Given two integer arrays startTime and endTime representing the start and end times of homework for each student, and an integer queryTime, determine how many students are doing homework at queryTime.

• Each student starts their homework at startTime[i] and finishes at endTime[i] (inclusive).
• For each student, the time interval is closed: startTime[i] ≤ t ≤ endTime[i].
• You must count the number of students for whom queryTime falls within their homework interval.
• Assume all arrays are of the same length and contain valid integer values.

Thought Process

The problem asks us to count how many students are busy doing homework at a specific time. For each student, we know the time they start and finish their homework. To solve this, we need to check, for each student, whether the queryTime falls within their homework interval.

The most direct way is to go through each student's interval and see if queryTime is between startTime[i] and endTime[i] (inclusive). If it is, we increment our count.

Since the number of students is likely not huge (given typical constraints), this straightforward approach is both simple and efficient.

Solution Approach

Let's break down the algorithm step by step:

1. Initialize a counter: Start with a variable (e.g., count) set to zero.

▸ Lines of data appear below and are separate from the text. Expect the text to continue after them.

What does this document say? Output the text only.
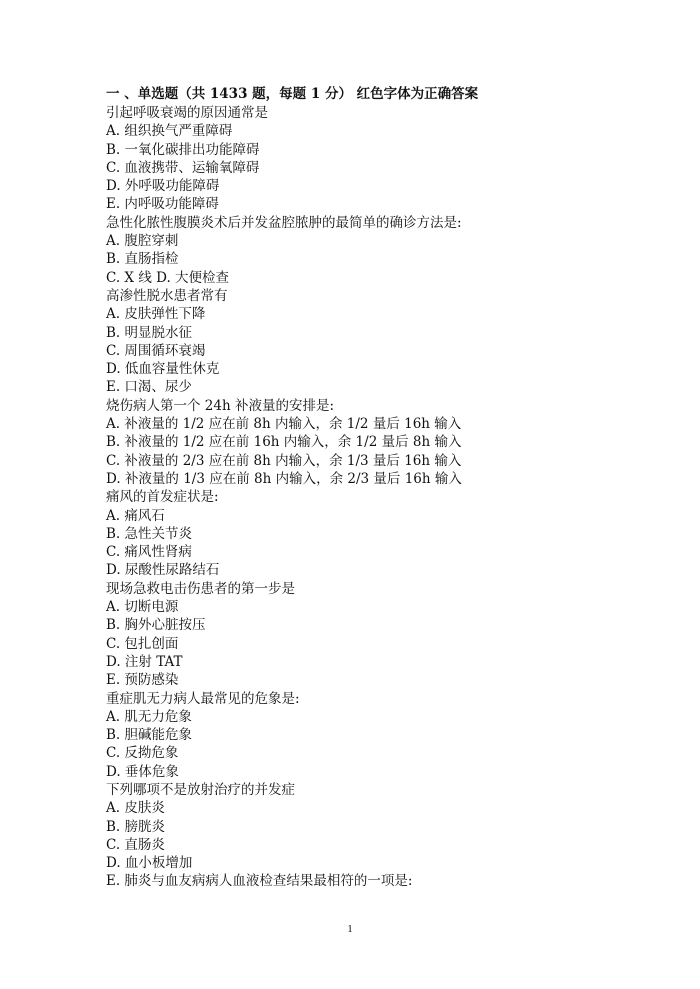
一 、单选题（共 1433 题，每题 1 分） 红色字体为正确答案
引起呼吸衰竭的原因通常是
A. 组织换气严重障碍
B. 一氧化碳排出功能障碍
C. 血液携带、运输氧障碍
D. 外呼吸功能障碍
E. 内呼吸功能障碍
急性化脓性腹膜炎术后并发盆腔脓肿的最简单的确诊方法是:
A. 腹腔穿刺
B. 直肠指检
C. X 线 D. 大便检查
高渗性脱水患者常有
A. 皮肤弹性下降
B. 明显脱水征
C. 周围循环衰竭
D. 低血容量性休克
E. 口渴、尿少
烧伤病人第一个 24h 补液量的安排是:
A. 补液量的 1/2 应在前 8h 内输入，余 1/2 量后 16h 输入
B. 补液量的 1/2 应在前 16h 内输入，余 1/2 量后 8h 输入
C. 补液量的 2/3 应在前 8h 内输入，余 1/3 量后 16h 输入
D. 补液量的 1/3 应在前 8h 内输入，余 2/3 量后 16h 输入
痛风的首发症状是:
A. 痛风石
B. 急性关节炎
C. 痛风性肾病
D. 尿酸性尿路结石
现场急救电击伤患者的第一步是
A. 切断电源
B. 胸外心脏按压
C. 包扎创面
D. 注射 TAT
E. 预防感染
重症肌无力病人最常见的危象是:
A. 肌无力危象
B. 胆碱能危象
C. 反拗危象
D. 垂体危象
下列哪项不是放射治疗的并发症
A. 皮肤炎
B. 膀胱炎
C. 直肠炎
D. 血小板增加
E. 肺炎与血友病病人血液检查结果最相符的一项是:
1
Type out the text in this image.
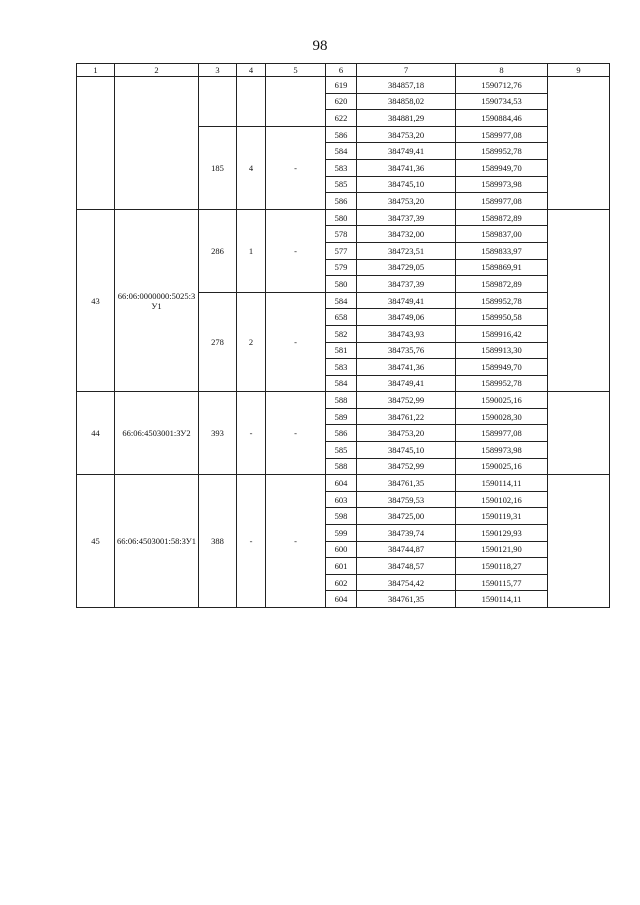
98
1	2	3	4	5	6	7	8	9
					619	384857,18	1590712,76	
					620	384858,02	1590734,53	
					622	384881,29	1590884,46	
		185	4	-	586	384753,20	1589977,08	
					584	384749,41	1589952,78	
					583	384741,36	1589949,70	
					585	384745,10	1589973,98	
					586	384753,20	1589977,08	
43	66:06:0000000:5025:ЗУ1	286	1	-	580	384737,39	1589872,89	
					578	384732,00	1589837,00	
					577	384723,51	1589833,97	
					579	384729,05	1589869,91	
					580	384737,39	1589872,89	
		278	2	-	584	384749,41	1589952,78	
					658	384749,06	1589950,58	
					582	384743,93	1589916,42	
					581	384735,76	1589913,30	
					583	384741,36	1589949,70	
					584	384749,41	1589952,78	
44	66:06:4503001:ЗУ2	393	-	-	588	384752,99	1590025,16	
					589	384761,22	1590028,30	
					586	384753,20	1589977,08	
					585	384745,10	1589973,98	
					588	384752,99	1590025,16	
45	66:06:4503001:58:ЗУ1	388	-	-	604	384761,35	1590114,11	
					603	384759,53	1590102,16	
					598	384725,00	1590119,31	
					599	384739,74	1590129,93	
					600	384744,87	1590121,90	
					601	384748,57	1590118,27	
					602	384754,42	1590115,77	
					604	384761,35	1590114,11	
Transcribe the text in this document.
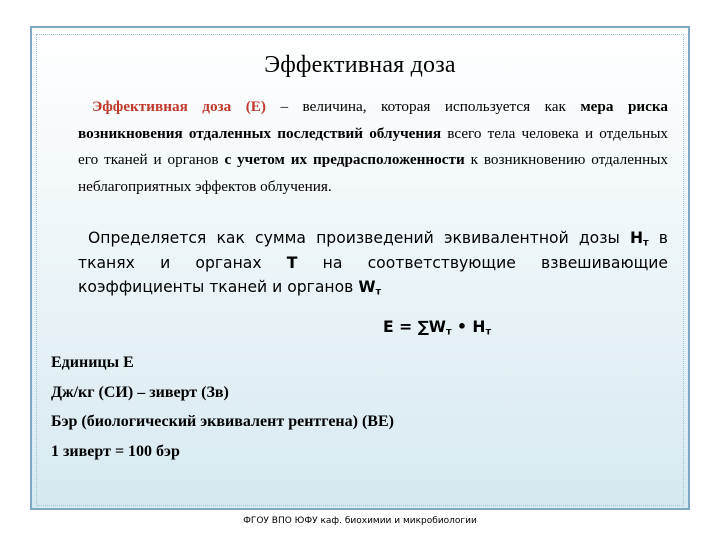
Эффективная доза

Эффективная доза (Е) – величина, которая используется как мера риска возникновения отдаленных последствий облучения всего тела человека и отдельных его тканей и органов с учетом их предрасположенности к возникновению отдаленных неблагоприятных эффектов облучения.

Определяется как сумма произведений эквивалентной дозы $H_т$ в тканях и органах T на соответствующие взвешивающие коэффициенты тканей и органов $W_т$

$E = \sum W_т$ • $H_т$
Единицы Е
Дж/кг (СИ) – зиверт (Зв)
Бэр (биологический эквивалент рентгена) (BE)
1 зиверт = 100 бэр
ФГОУ ВПО ЮФУ каф. биохимии и микробиологии
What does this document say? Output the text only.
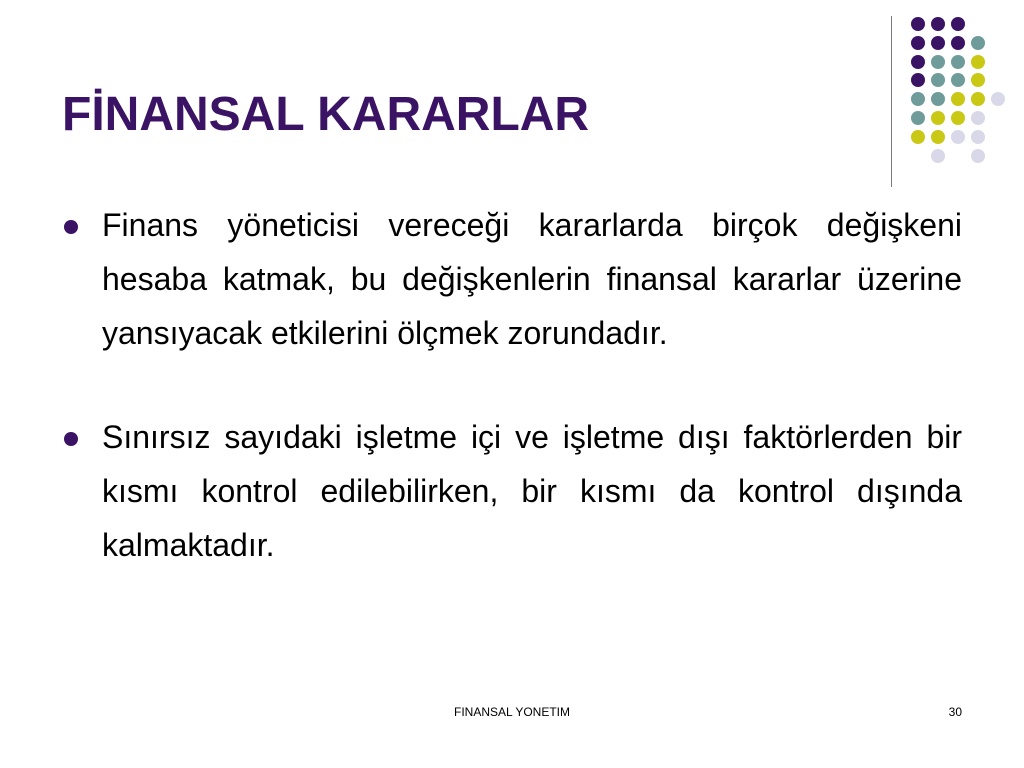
FİNANSAL KARARLAR
Finans yöneticisi vereceği kararlarda birçok değişkeni hesaba katmak, bu değişkenlerin finansal kararlar üzerine yansıyacak etkilerini ölçmek zorundadır.
Sınırsız sayıdaki işletme içi ve işletme dışı faktörlerden bir kısmı kontrol edilebilirken, bir kısmı da kontrol dışında kalmaktadır.
FINANSAL YONETIM	30
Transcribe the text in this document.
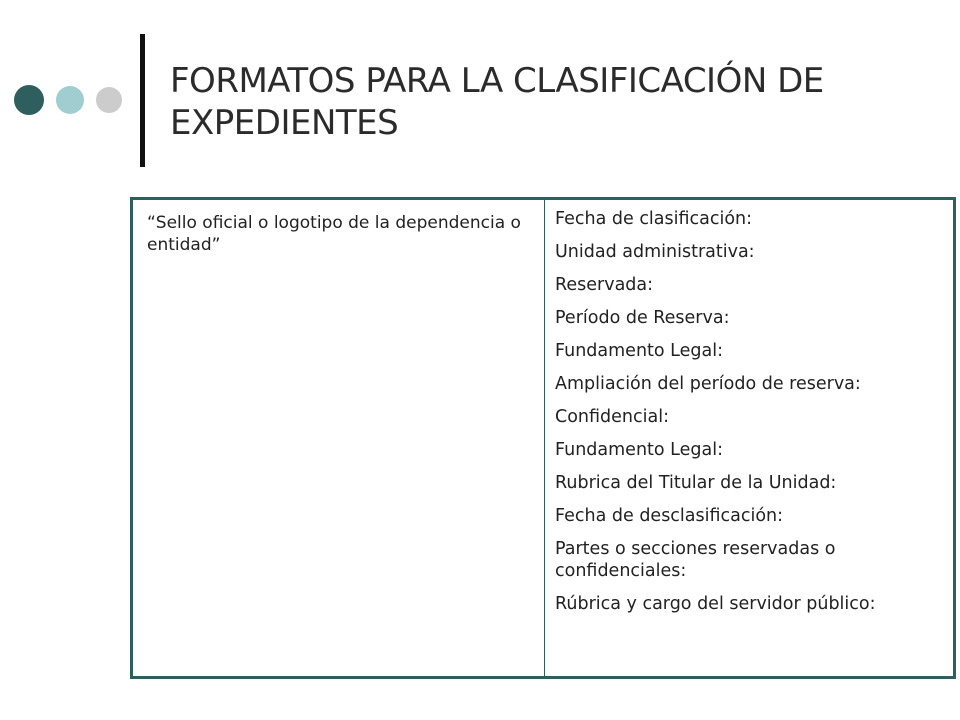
FORMATOS PARA LA CLASIFICACIÓN DE EXPEDIENTES
“Sello oficial o logotipo de la dependencia o entidad”
Fecha de clasificación:
Unidad administrativa:
Reservada:
Período de Reserva:
Fundamento Legal:
Ampliación del período de reserva:
Confidencial:
Fundamento Legal:
Rubrica del Titular de la Unidad:
Fecha de desclasificación:
Partes o secciones reservadas o confidenciales:
Rúbrica y cargo del servidor público:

This will keep track of the number of students doing homework at queryTime.
2. Iterate through each student: For each index i, check if queryTime is within the interval [startTime[i], endTime[i]].
3. Check the condition: If startTime[i] ≤ queryTime ≤ endTime[i], increment count by one.
4. Return the result: After checking all students, return count as the answer.

We use a simple loop because each check is O(1), and there are no overlapping or complex interval queries that would require more advanced data structures.

Example Walkthrough

Example:

• startTime = [1, 2, 3]
• endTime = [3, 2, 7]
• queryTime = 4

1. Student 0: startTime[0] = 1, endTime[0] = 3. Is 4 between 1 and 3? No.
2. Student 1: startTime[1] = 2, endTime[1] = 2. Is 4 between 2 and 2? No.
3. Student 2: startTime[2] = 3, endTime[2] = 7. Is 4 between 3 and 7? Yes. Increment count to 1.

After checking all students, only one student is doing homework at time 4. The function should return 1.

Time and Space Complexity

• Brute-force approach: The naive solution is to check for every student if queryTime is within their interval. This is O(n), where n is the number of students.
• Optimized approach: The solution above is already optimal for this problem, as each check is independent and requires only O(1) time.
• Space complexity: O(1), since we only use a single counter regardless of input size.

There is no need for extra data structures or pre-processing, as the problem is simple and direct.

Summary

To determine how many students are doing homework at a given time, we simply iterate through each student's start and end times and count those whose interval includes the queryTime. The solution is straightforward, efficient, and does not require any advanced techniques or data structures. This makes it an elegant example of a simple scanning problem where a direct approach is both effective and optimal.